According to research from the university of Buffalo, humans and animals use similar cues to make sense of their acoustic worlds. The study, published in the Journal of the Acoustical Society of America, fills an important gap in the literature on how animals group sounds into auditory objects.
The researchers report that when several sounds occur simultaneously in social settings—such as music, a ticking clock, and the buzz of fluorescent lighting—humans have no difficulty identifying these as separate auditory objects. This is auditory stream segregation. And this study provides important insights indicating that stream segregation is not a uniquely human ability.
“There have been many studies like this in humans, but there has been a lot less work done to figure out how animals parse auditory objects,” says Micheal Dent, PhD, an associate professor in UB’s Department of Psychology in the College of Arts and Sciences. “But animals can decipher the auditory world in a similar way as humans.”
People use cues like intensity (volume), frequency (pitch), location, and time to segregate sounds. This capacity can facilitate conversation in a noisy room, but for animals, segregating sounds in the environment can mean the difference between distinguishing a suitable mate from a potential predator.
Whether stream segregation happens in many species is limited by a lack of understanding about how it’s accomplished, according to Dent. “Finding something like this in an animal that is not evolutionary related to humans suggests that stream segregation is something that happens across the animal kingdom,” she says.

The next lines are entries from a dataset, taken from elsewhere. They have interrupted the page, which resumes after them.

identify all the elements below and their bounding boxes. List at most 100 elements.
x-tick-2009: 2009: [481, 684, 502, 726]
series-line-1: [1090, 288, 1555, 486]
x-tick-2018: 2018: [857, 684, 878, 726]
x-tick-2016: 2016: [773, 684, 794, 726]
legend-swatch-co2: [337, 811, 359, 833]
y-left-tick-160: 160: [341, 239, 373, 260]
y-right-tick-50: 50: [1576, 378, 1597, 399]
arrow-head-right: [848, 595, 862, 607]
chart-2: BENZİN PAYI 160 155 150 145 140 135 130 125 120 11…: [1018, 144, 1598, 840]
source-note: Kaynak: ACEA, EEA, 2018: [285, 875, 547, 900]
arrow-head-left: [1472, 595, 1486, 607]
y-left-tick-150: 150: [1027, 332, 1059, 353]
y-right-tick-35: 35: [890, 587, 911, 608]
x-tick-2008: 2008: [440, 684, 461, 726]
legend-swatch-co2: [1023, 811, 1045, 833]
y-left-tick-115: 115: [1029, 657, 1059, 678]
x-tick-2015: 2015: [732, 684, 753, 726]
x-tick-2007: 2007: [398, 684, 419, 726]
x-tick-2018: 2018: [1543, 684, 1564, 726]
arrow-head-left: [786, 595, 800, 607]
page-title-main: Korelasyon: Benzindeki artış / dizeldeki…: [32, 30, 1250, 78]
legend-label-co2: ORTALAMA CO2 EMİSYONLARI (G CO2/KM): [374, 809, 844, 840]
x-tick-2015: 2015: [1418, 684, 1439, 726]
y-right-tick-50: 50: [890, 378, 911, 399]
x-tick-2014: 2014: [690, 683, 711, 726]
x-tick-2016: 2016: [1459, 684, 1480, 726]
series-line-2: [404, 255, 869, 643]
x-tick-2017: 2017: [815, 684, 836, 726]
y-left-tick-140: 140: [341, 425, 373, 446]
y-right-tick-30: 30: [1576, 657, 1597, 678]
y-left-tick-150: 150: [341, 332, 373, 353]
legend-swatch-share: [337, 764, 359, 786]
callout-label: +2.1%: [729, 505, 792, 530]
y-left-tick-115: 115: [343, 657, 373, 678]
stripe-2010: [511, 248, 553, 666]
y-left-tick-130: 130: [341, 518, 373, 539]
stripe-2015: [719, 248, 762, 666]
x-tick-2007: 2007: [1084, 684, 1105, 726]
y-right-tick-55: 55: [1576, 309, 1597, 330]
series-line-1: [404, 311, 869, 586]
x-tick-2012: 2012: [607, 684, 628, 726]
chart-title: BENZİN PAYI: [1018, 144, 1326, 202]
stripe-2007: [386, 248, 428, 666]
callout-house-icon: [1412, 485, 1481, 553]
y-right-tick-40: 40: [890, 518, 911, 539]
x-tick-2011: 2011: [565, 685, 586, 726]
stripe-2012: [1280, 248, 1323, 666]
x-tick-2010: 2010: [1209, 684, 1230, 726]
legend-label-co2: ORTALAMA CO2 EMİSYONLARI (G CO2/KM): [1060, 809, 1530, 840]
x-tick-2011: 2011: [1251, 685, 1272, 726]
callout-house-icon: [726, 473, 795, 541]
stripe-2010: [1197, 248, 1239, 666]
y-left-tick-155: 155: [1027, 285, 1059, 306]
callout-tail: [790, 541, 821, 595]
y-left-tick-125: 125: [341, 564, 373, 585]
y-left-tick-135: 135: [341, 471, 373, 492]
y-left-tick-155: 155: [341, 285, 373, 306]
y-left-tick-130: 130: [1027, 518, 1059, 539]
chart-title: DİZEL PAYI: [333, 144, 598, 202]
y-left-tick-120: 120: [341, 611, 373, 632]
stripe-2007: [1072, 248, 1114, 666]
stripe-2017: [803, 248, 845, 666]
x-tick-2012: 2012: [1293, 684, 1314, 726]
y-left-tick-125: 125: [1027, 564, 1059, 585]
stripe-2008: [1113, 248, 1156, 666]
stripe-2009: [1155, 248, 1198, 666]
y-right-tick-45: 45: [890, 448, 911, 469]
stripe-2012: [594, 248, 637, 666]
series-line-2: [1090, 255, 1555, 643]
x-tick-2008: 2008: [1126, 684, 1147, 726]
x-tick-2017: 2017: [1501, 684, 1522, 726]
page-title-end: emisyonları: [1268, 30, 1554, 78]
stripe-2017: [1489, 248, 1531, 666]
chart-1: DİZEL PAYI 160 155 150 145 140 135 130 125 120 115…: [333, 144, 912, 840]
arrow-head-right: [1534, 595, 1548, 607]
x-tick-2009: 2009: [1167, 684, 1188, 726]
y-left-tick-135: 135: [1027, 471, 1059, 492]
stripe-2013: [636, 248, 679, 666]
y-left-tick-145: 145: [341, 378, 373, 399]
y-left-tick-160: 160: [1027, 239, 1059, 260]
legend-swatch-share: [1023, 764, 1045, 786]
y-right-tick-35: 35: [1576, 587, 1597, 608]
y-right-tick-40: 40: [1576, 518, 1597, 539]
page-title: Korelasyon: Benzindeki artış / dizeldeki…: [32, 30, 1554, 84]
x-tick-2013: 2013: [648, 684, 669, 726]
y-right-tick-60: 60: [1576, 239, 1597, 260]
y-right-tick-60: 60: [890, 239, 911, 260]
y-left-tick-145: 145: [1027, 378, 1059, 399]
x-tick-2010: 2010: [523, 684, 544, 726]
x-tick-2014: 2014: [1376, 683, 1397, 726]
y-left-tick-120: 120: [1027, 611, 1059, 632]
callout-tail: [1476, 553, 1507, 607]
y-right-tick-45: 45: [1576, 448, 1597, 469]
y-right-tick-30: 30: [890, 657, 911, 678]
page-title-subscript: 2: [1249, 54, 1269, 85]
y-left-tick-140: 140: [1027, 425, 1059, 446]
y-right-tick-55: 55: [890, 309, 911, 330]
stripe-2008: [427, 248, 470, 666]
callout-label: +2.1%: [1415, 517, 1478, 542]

In the study, birds were trained to peck a specific key when they heard a complete zebra finch song and another key when they heard a “broken song,” or one with a deleted syllable. This identification task demonstrated the birds’ ability to differentiate between a natural whole song and an unnatural broken song. The researchers then replaced the missing syllable with another sound, altering its intensity, frequency, location, and time.
Using ecologically relevant stimuli for the study is a novel departure from other research that used either pure tones or white noise. The researchers say that those other sounds aren’t important to animals, while the songs used in this study are presumed to be very important to the animals. Further, the intensity of that missing syllable was significant. When played softly, the birds heard the song as “broken,” but increasing the intensity caused the birds to hear it as a complete song. Playing the syllables from different locations, like hearing Do-Re-Mi from three different places, was also recognized as broken. This shows that the birds are using spatial cues and intensity cues to distinguish whole songs from broken songs.
To determine the relevance of pitch, researchers played the missing syllable with half of the frequency content missing. Deleting the high end reportedly didn’t matter, but deleting the bottom half changed the percept to a broken song. This suggests that the birds are following the lowest contour of the frequency when they’re listening to song, say the researchers.
The study found that while intensity, location, and frequency affect stream segregation, time appeared to be the least important cue for the birds. Although these laboratory observations do not necessarily equate to the natural environment, the research is considered an important foundation for future study of sound segregation in animals.